On 12 January 2024, the UK government signed the 2019 Hague Convention (on the Recognition and Enforcement of Foreign Judgments in Civil or Commercial Matters), as we noted in this article at the time.

Formal ratification is required before the Convention can come into force. The latest materials from the Civil Procedure Rule Committee provide an indication of the likely timing of that and are addressed in the body of this article.

First, is paragraph 28 of the CPRC’s December 2023 minutes, which records that the MoJ is “planning to achieve implementation and ratification [of the 2019 Convention] as soon as possible, if feasible by the end of June 2024”, an aim described by paragraph 30 as “a challenging timetable.”

Second is to note that the CPRC website is hosting a new consultation paper, with a short response period ending on 13 March 2024, about the technical rule changes that will be required in England & Wales. It is not yet clear what approaches will be adopted in Scotland and Northern Ireland. 

Paragraph 2 of the consultation paper states that: “Later this year, a statutory instrument (SI) will be laid in the UK Parliament to amend the Civil Jurisdiction and Judgments Act 1982 (the 1982 Act).” Given that the 1982 Act extends to all three UK jurisdictions, this suggests that rule changes in Scotland and Northern Ireland will also be required.

The proposal (for England & Wales, at least) in the CPRC consultation is that there will be a registration process for judgments for which recognition and enforcement under Hague 2019 is being sought. This is unlikely to be controversial, with paragraph 5 of the consultation stating that “The process for registration is intended to be as straightforward as possible and broadly consistent with the registration models for existing regimes in force UK wide for the recognition and enforcement of foreign judgments (for example Hague 2005).”

Paragraph 30 of the December minutes notes that the necessary amendments to the rules to allow for this registration process will be made by the CPRC, but “via a standalone SI (rather than in one of the usual CPR amending SI), in recognition of the ambitious implementation timetable (which does not align with the CPR’s mainstream common commencement cycles).” This suggests that the intention is that the SI required for the Hague 2019 rule changes should be implemented earlier than the next general CPR update in October 2024. However, the adjectives “challenging” and “ambitious” could, it is suggested, be understood as euphemisms for ‘unrealistic’, so some slippage may be expected.
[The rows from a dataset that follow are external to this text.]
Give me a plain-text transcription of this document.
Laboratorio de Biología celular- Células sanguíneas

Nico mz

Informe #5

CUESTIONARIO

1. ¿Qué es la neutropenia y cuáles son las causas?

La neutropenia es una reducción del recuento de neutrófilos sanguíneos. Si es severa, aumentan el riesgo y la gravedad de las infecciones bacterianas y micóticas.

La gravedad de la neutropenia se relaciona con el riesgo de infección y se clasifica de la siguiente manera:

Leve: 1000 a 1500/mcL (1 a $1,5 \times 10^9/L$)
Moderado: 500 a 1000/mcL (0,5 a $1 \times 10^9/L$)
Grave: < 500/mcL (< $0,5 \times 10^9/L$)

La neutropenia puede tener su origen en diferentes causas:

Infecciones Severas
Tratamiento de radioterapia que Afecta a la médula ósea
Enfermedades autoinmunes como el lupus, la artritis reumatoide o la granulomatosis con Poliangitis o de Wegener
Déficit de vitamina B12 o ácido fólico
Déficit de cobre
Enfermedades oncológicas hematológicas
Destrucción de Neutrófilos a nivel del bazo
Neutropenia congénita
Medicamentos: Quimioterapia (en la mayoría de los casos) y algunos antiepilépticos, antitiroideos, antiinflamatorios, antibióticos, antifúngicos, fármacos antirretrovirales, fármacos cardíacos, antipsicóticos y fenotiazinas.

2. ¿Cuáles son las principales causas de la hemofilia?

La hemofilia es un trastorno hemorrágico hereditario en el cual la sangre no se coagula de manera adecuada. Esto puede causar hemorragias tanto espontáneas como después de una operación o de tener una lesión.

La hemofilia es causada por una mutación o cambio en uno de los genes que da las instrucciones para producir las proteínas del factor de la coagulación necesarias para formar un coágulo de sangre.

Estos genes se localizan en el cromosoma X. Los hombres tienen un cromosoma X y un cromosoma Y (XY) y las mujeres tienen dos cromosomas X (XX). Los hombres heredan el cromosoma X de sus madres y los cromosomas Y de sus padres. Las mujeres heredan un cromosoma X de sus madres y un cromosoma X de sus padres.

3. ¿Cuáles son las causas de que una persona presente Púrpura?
It would therefore appear that there are two relevant SIs to expect in the coming months. One will amend the 1982 Act to include appropriate references to the 2019 Convention, the other will introduce the necessary registration process into the CPR.

Hague 2019 provides, in effect, for a twelve-month ‘lead’ period after ratification before it will be in force between the contracting states. It further provides that recognition and enforcement of judgments via the Convention applies only to matters in which “proceedings were instituted” after the Convention is in force between the state of origin and the receiving state: i.e. after the expiry of this twelve-month lead period.

Assuming (i) that “instituted” has the same meaning as “issued” and (ii) that the MoJ is able to meet its “ambitious implementation timetable” of “the end of June 2024”, these transitional provisions would mean that judgments in claims issued in England & Wales after (say) 1 July 2025 would be eligible for recognition and enforcement via the mechanisms set out in Hague 2019.

Given the typical periods between issuing proceedings and obtaining judgment, it would appear to follow that the use of the Convention mechanisms is unlikely to be experienced in practice before early 2026. [That said, it should be noted that the Convention specifically provides that formal settlements may, in addition to judgments, be enforced under its terms.]